Nuclear fission progressing smoothly at Koodankulam plant
India's 21st nuclear reactor at Koodankulam in Tamil Nadu is functioning well after it began nuclear fission process for the first time Saturday night, a senior official said Sunday.
"Everything is progressing in a normal manner. The reactor is functioning well as per expectations," R S Sundar, site director of the Koodankulam Nuclear Power Project (KKNPP), told IANS.
"If everything goes well, we will be able to connect the plant to the southern grid in 30-45 days," he added.
The first unit at KKNPP attained criticality at 11.05 p.m. Saturday. All its parameters remained normal. This is a much-awaited development for the Indian nuclear establishment.
Sundar said sustained nuclear reaction had been achieved and all parameters were as per expectations. "After a long time, the mood here is good," he said.
Top officials of the Indian nuclear establishment, including R K Sinha, chairman of the Atomic Energy Commission (AEC) and secretary of the department of atomic energy (DAE), and K.C. Purohit, chairman and managing director of the Nuclear Power Corp of India Ltd (NPCIL), were at Koodankulam to see the first of the two Russian-made units attain criticality in a smooth manner.
India's atomic power plant operator, NPCIL, is setting up two 1,000 MW reactors with Russian technology and equipment at Koodankulam, around 650 km from Chennai.
The over Rs.17,000 crore project, which came up in the face of intense protests in nearby villages who feared for their safety, began generating heat and steam from the 163 uranium fuel bundles loaded in the reactor.
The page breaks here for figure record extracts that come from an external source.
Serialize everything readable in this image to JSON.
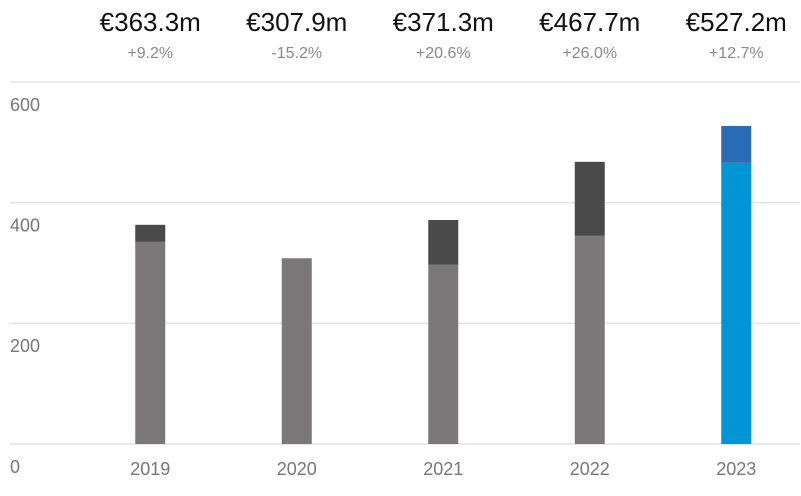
{
  "chart_data": {
    "type": "stacked-bar",
    "categories": [
      "2019",
      "2020",
      "2021",
      "2022",
      "2023"
    ],
    "annotations": [
      {
        "total": "€363.3m",
        "change": "+9.2%"
      },
      {
        "total": "€307.9m",
        "change": "-15.2%"
      },
      {
        "total": "€371.3m",
        "change": "+20.6%"
      },
      {
        "total": "€467.7m",
        "change": "+26.0%"
      },
      {
        "total": "€527.2m",
        "change": "+12.7%"
      }
    ],
    "series": [
      {
        "colors": [
          "#7a7878",
          "#7a7878",
          "#7a7878",
          "#7a7878",
          "#0096d6"
        ],
        "values": [
          335,
          307.9,
          297,
          345,
          466
        ]
      },
      {
        "colors": [
          "#4a4a4a",
          "#4a4a4a",
          "#4a4a4a",
          "#4a4a4a",
          "#2a6db5"
        ],
        "values": [
          28.3,
          null,
          74.3,
          122.7,
          61.2
        ]
      }
    ],
    "ylim": [
      0,
      600
    ],
    "yticks": [
      0,
      200,
      400,
      600
    ],
    "grid": true
  }
}
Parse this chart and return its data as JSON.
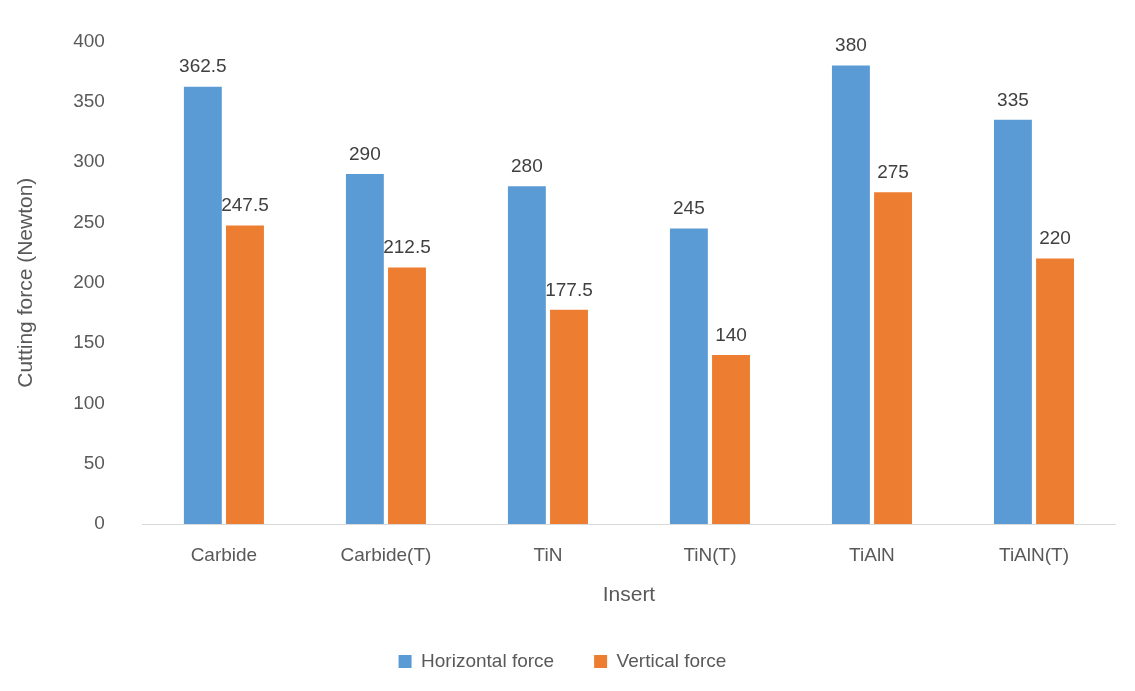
{
  "chart_data": {
    "type": "bar",
    "xlabel": "Insert",
    "ylabel": "Cutting force (Newton)",
    "categories": [
      "Carbide",
      "Carbide(T)",
      "TiN",
      "TiN(T)",
      "TiAlN",
      "TiAlN(T)"
    ],
    "series": [
      {
        "name": "Horizontal force",
        "color": "#5b9bd5",
        "values": [
          362.5,
          290,
          280,
          245,
          380,
          335
        ]
      },
      {
        "name": "Vertical force",
        "color": "#ed7d31",
        "values": [
          247.5,
          212.5,
          177.5,
          140,
          275,
          220
        ]
      }
    ],
    "ylim": [
      0,
      400
    ],
    "yticks": [
      0,
      50,
      100,
      150,
      200,
      250,
      300,
      350,
      400
    ],
    "grid": false,
    "legend": "bottom",
    "data_labels": true
  }
}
The reactor was loaded with fuel assemblies containing about 80 tonnes of uranium oxide.
On July 11 night, armed with the AERB's clearance, the KKNPP started its journey towards criticality.
According to officials, several low power tests will be carried out in order to verify the conformance of the reactor characteristics to design objectives.
If the reports are satisfactory, the AERB will give its clearance for the next stage, which is phase-wise increase in reactor power level.
At the first stage, the plant will be synchronised with the southern grid when power generation touches 400 MW. That is expected to happen in 30-45 days.
After necessary regulatory clearances, power generation will be increased gradually to 50 percent, 75 percent, 90 percent and finally 100 percent.
When that happens, the total installed nuclear power capacity in the country will go up to 5,780 MW.
KKNPP is India's first pressurised water reactor belonging to the light water reactor category.
While the power from KNPP will be shared by the southern states, the lion's share will be for the home state Tamil Nadu, which is suffering from power deficit.
"Tamil Nadu's share of the 1,000 MW will be 463 MW. As and when the power comes to our grid, it will certainly ease the power shortage to some extent," a senior official at Tamil Nadu Generation and Distribution Corporation Ltd (TANGEDCO) told IANS.
"The utility sources power from various central power generating units at varied rates but less than Rs.3 per unit, whereas the power from KKNPP will be over Rs.3 per unit," he said.
As for the second unit at KKNPP, he said there will be time lag of six to eight months, Sinha told IANS.
According to Sundar, loading of dummy fuel (dummy fuel assemblies are the exact replica of the actual nuclear fuel assemblies, both in dimension and weight but without uranium) was under progress and was expected to get over in around 10 days.
It is learnt construction work for the administrative building for the next two units is progressing at the KKNPP site.
Sinha said it was a matter of time before the general framework agreement was signed with the Russian suppliers for the third and fourth units.
He said the total outlay for the third and fourth units would be Rs.40,000 crore.
"The issue of liability of the suppliers in the case of an accident is one of the reasons for the delay in the signing of the agreement," Sinha said.
On the level of local content in the proposed two units, Sinha said it was for NPCIL and the Russian parties to decide and it would be covered in the general framework agreement.
The KKNPP is an outcome of the inter-governmental agreement between India and the erstwhile Soviet Union in 1988. However, construction, which began in 2001, was delayed due to non-sequential supplies of components from Russian vendors.
Fearing for their safety in the wake of the nuclear accident at Fukushima in Japan in 2011, villagers in the vicinity of the plant, under the banner of People's Movement Against Nuclear Energy (PMANE), have opposed the project.
City-based environmental activist G. Sundarrajan had filed a case in the apex court demanding that the KNPP be scrapped.
The court dismissed the case in May and laid down 15 directions for the NPCIL, the AERB, the central environment and forest ministry, the Tamil Nadu government and the state pollution control board.
KKNPP site director Sundar said the other nuclear power projects under construction are Kakrapar Atomic Power Project (2x700 MW) in Rajasthan Atomic Power Project (2x700 MW) and the second unit at KKNPP of 1,000 MW.
When all these come into play, the total nuclear power capacity in the country will be 9,580 MW, he said.